During the hostage crisis, criminologist and psychiatrist, Nils Bejerot served as an advisor to the police negotiators and interviewed the hostages after their release. He noted that the hostages reported considerable sympathy for their captors and stated that they had been mainly frightened over what the police might do to rescue them. It was Bejerot who first coined the term "Stockholm syndrome" and used it in a media interview. Although its actual clinical validity was suspect, the term took on a life of its own and entered the popular culture.

Also known as hostage identification syndrome (HIS), Stockholm Syndrome is apparently characterized by an emotional bond that forms between hostages and their captors which can manifest either unidirectionally (hostage towards captor only) or reciprocally (mutual emotional bond between hostage and captor). The formation of an emotional bond has even been observed going on the other direction with captors developing sympathy for hostages (also known as Lima Syndrome) although its occurrence is considerably rarer.

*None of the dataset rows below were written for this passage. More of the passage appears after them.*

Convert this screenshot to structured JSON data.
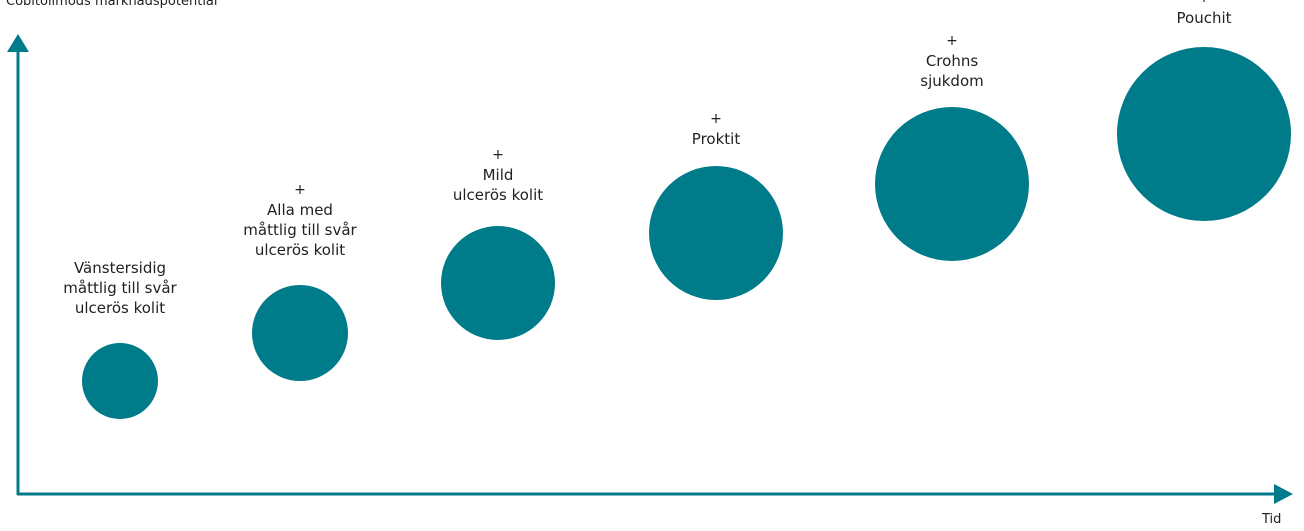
{
  "y_axis_title": "Cobitolimods marknadspotential",
  "x_axis_title": "Tid",
  "colors": {
    "axis": "#007b8a",
    "bubble": "#007b8a",
    "text": "#222222"
  },
  "stages": [
    {
      "has_plus": false,
      "lines": [
        "Vänstersidig",
        "måttlig till svår",
        "ulcerös kolit"
      ]
    },
    {
      "has_plus": true,
      "lines": [
        "Alla med",
        "måttlig till svår",
        "ulcerös kolit"
      ]
    },
    {
      "has_plus": true,
      "lines": [
        "Mild",
        "ulcerös kolit"
      ]
    },
    {
      "has_plus": true,
      "lines": [
        "Proktit"
      ]
    },
    {
      "has_plus": true,
      "lines": [
        "Crohns",
        "sjukdom"
      ]
    },
    {
      "has_plus": true,
      "lines": [
        "Pouchit"
      ]
    }
  ]
}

The existence of Stockholm Syndrome is often taken for granted by authority figures and hostage negotiators despite the lack of consistent evidence noted in released hostages. The Stockholm Sydrome has also been advanced to explain the formation of loyalty bonds in cases of domestic and child abuse (also known as identification with the aggressor) as well as in prisoners of war and concentration camp survivors. It should be noted that the lack of clear correspondence between hostage situations to more long-term abusive relationships limits possible generalization. Famous cases (such as the Patty Hearst kidnapping) have lent a certain legitimacy to the existence of Stockholm Syndrome but actual research using simulated hostage situations and hostage debriefings tend not to be so straightforward.

In a classic 1985 paper by James T. Turner of the University of Tennessee, he identified specific factors believed to play a role in the formation of HIS. These factors include: face-to-face contact between hostage and captor, a common language (he described a 1977 incident in which only those hostages who spoke the same language as their captors developed HIS), pre-existing beliefs regarding the moral justification of the hostage-taker's goals, absence of unwarranted violence (deliberate mistreatment of hostages), and development of identification with the captor. The final factor that Turner identified was length of captivity with likelihood of positive interactions forming between hostages and captors increasing over time.

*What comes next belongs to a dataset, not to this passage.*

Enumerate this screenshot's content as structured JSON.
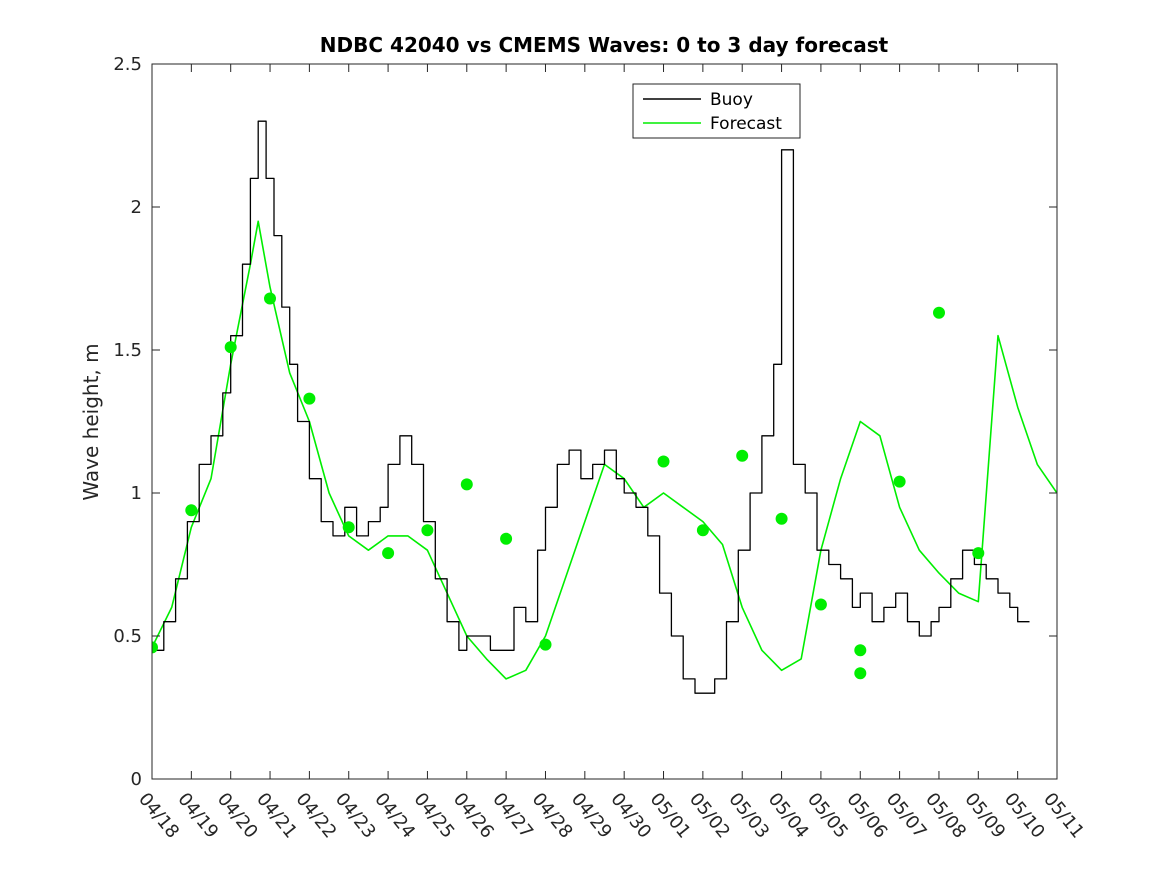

It was largely with the expectation of Stockholm Syndrome that hostage preparedness training programs have been developed to teach diplomatic and military personnel who are deemed to be at high risk of capture to cope effectively. Despite the events of September 11, 2001, use of hostage preparedness training still focuses on awareness of potential emotional problems both during the hostage crisis and in coping with the aftermath. Unfortunately, studies examining the validity of such training in actual hostages remains rare.

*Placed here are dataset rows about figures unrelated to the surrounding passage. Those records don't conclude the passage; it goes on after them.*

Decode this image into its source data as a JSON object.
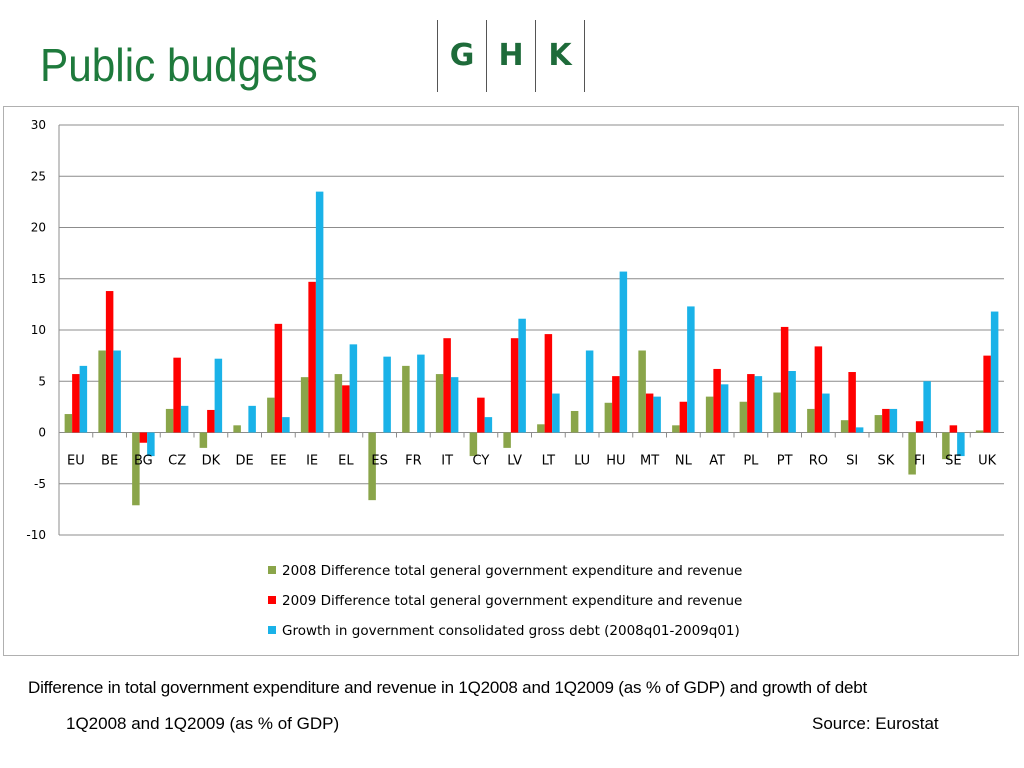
{
  "page": {
    "title": "Public budgets",
    "logo_letters": [
      "G",
      "H",
      "K"
    ],
    "caption_line1": "Difference in total government expenditure and revenue in 1Q2008 and 1Q2009 (as % of GDP) and growth of debt",
    "caption_line2": "1Q2008 and 1Q2009 (as % of GDP)",
    "source": "Source: Eurostat"
  },
  "chart_data": {
    "type": "bar",
    "categories": [
      "EU",
      "BE",
      "BG",
      "CZ",
      "DK",
      "DE",
      "EE",
      "IE",
      "EL",
      "ES",
      "FR",
      "IT",
      "CY",
      "LV",
      "LT",
      "LU",
      "HU",
      "MT",
      "NL",
      "AT",
      "PL",
      "PT",
      "RO",
      "SI",
      "SK",
      "FI",
      "SE",
      "UK"
    ],
    "series": [
      {
        "name": "2008 Difference  total general government expenditure and revenue",
        "color": "#8aa54a",
        "values": [
          1.8,
          8.0,
          -7.1,
          2.3,
          -1.5,
          0.7,
          3.4,
          5.4,
          5.7,
          -6.6,
          6.5,
          5.7,
          -2.3,
          -1.5,
          0.8,
          2.1,
          2.9,
          8.0,
          0.7,
          3.5,
          3.0,
          3.9,
          2.3,
          1.2,
          1.7,
          -4.1,
          -2.6,
          0.2
        ]
      },
      {
        "name": "2009 Difference  total general government expenditure and revenue",
        "color": "#ff0000",
        "values": [
          5.7,
          13.8,
          -1.0,
          7.3,
          2.2,
          0.0,
          10.6,
          14.7,
          4.6,
          0.0,
          0.0,
          9.2,
          3.4,
          9.2,
          9.6,
          0.0,
          5.5,
          3.8,
          3.0,
          6.2,
          5.7,
          10.3,
          8.4,
          5.9,
          2.3,
          1.1,
          0.7,
          7.5
        ]
      },
      {
        "name": "Growth in government consolidated gross debt (2008q01-2009q01)",
        "color": "#1ab2e8",
        "values": [
          6.5,
          8.0,
          -2.3,
          2.6,
          7.2,
          2.6,
          1.5,
          23.5,
          8.6,
          7.4,
          7.6,
          5.4,
          1.5,
          11.1,
          3.8,
          8.0,
          15.7,
          3.5,
          12.3,
          4.7,
          5.5,
          6.0,
          3.8,
          0.5,
          2.3,
          5.0,
          -2.3,
          11.8
        ]
      }
    ],
    "yticks": [
      30,
      25,
      20,
      15,
      10,
      5,
      0,
      -5,
      -10
    ],
    "ylim": [
      -10,
      30
    ],
    "grid": true,
    "legend_position": "bottom"
  }
}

As for Jan Erik Olsson, the bank robber who had started it all? While serving his sentence, he received numerous letters from female admirers and later married one of them (contrary to popular belief, she was not one of the hostages). He returned to a life of crime after his release. In 2006, Olsson attempted to turn himself over to Swedish authorities believing that he was still a fugitive for crimes that he had committed. The police informed him that the charges had been dismissed and he was sent on his way. His current whereabouts are unknown (but his legacy remains).